3. Talk to Breed Rescue
Networking can help you find a dog that may be the perfect companion for your family. Most people who love Polish Lowland Sheepdogs love all Polish Lowland Sheepdogs. That’s why breed clubs have rescue organizations devoted to taking care of homeless dogs. The Polish Lowland Sheepdog Club of America’s rescue network can help you find a dog that may be the perfect companion for your family. You can also search online for other Polish Lowland Sheepdog rescues in your area.
The great thing about breed rescue groups is that they tend to be very upfront about any health conditions the dogs may have and are a valuable resource for advice. They also often offer fostering opportunities so, with training, you could bring a Polish Lowland Sheepdog home with you to see what the experience is like.
4. Key Questions to Ask
You now know the things to discuss with a breeder, but there are also questions you should discuss with shelter or rescue group staff or volunteers before you bring home a dog. These include:
What is his energy level?
How is he around other animals?
How does he respond to shelter workers, visitors, and children?
What is his personality like?
What is his age?
Is he housetrained?
Has he ever bitten or hurt anyone that they know of?

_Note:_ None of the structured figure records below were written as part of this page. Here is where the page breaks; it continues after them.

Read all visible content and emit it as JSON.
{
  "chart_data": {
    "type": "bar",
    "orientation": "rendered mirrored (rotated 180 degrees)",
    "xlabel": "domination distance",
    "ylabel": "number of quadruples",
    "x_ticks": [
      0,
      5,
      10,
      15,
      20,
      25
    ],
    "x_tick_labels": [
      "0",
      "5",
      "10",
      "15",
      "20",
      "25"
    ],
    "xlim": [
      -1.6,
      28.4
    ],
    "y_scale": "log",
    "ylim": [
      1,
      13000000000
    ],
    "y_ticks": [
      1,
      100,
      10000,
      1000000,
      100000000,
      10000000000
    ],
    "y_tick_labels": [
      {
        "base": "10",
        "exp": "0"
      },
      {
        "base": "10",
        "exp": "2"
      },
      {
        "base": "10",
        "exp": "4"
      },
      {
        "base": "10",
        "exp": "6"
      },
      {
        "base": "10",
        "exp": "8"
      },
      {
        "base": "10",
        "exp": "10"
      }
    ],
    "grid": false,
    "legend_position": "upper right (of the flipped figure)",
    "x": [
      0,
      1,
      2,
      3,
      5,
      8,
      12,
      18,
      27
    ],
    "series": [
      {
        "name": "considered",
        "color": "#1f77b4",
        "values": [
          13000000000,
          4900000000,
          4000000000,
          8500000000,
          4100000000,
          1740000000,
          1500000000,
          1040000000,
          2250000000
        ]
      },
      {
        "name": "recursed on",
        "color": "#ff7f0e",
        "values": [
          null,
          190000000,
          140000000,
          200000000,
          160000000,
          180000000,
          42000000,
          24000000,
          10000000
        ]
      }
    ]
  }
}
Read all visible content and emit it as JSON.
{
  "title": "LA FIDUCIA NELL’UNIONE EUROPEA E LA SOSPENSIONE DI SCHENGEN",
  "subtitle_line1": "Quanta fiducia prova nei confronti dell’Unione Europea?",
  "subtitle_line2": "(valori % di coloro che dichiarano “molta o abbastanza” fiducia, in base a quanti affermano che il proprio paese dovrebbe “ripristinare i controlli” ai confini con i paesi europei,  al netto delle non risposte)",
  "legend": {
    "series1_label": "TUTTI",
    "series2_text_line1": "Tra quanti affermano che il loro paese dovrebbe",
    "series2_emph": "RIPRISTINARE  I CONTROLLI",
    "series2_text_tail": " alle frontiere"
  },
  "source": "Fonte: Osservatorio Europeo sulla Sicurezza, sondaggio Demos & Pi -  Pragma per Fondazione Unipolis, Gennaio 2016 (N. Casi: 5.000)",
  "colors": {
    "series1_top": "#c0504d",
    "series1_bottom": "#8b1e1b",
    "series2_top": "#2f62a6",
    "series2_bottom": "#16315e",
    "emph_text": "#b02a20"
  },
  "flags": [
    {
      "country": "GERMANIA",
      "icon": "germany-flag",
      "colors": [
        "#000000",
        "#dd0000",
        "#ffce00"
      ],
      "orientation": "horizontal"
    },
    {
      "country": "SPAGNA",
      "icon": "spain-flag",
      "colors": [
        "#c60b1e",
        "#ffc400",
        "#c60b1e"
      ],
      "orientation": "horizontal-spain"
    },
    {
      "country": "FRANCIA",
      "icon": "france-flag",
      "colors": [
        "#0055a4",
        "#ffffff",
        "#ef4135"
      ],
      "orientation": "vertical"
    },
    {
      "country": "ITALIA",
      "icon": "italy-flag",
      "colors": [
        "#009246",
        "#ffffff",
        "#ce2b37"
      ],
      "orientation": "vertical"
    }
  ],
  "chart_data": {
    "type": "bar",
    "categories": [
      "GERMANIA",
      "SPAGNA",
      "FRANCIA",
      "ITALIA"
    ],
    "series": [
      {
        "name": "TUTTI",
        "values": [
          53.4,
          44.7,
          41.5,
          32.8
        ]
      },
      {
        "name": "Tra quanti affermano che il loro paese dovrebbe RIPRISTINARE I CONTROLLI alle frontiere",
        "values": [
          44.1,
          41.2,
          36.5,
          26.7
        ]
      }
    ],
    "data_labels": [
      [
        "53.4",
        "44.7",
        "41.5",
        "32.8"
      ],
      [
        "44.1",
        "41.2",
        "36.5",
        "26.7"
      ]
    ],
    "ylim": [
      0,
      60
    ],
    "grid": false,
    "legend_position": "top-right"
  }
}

Are there any known health issues?
Wherever you acquire your Polish Lowland Sheepdog, make sure you have a good contract with the seller, shelter or rescue group that spells out responsibilities on both sides. Petfinder offers an Adopters Bill of Rights that helps you understand what you can consider normal and appropriate when you get a dog from a shelter. In states with “puppy lemon laws,” be sure you and the person you get the dog from both understand your rights and recourses.
Puppy or adult, take your Polish Lowland Sheepdog to your veterinarian soon after adoption. Your veterinarian will be able to spot problems, and will work with you to set up a preventive regimen that will help you avoid many health issues.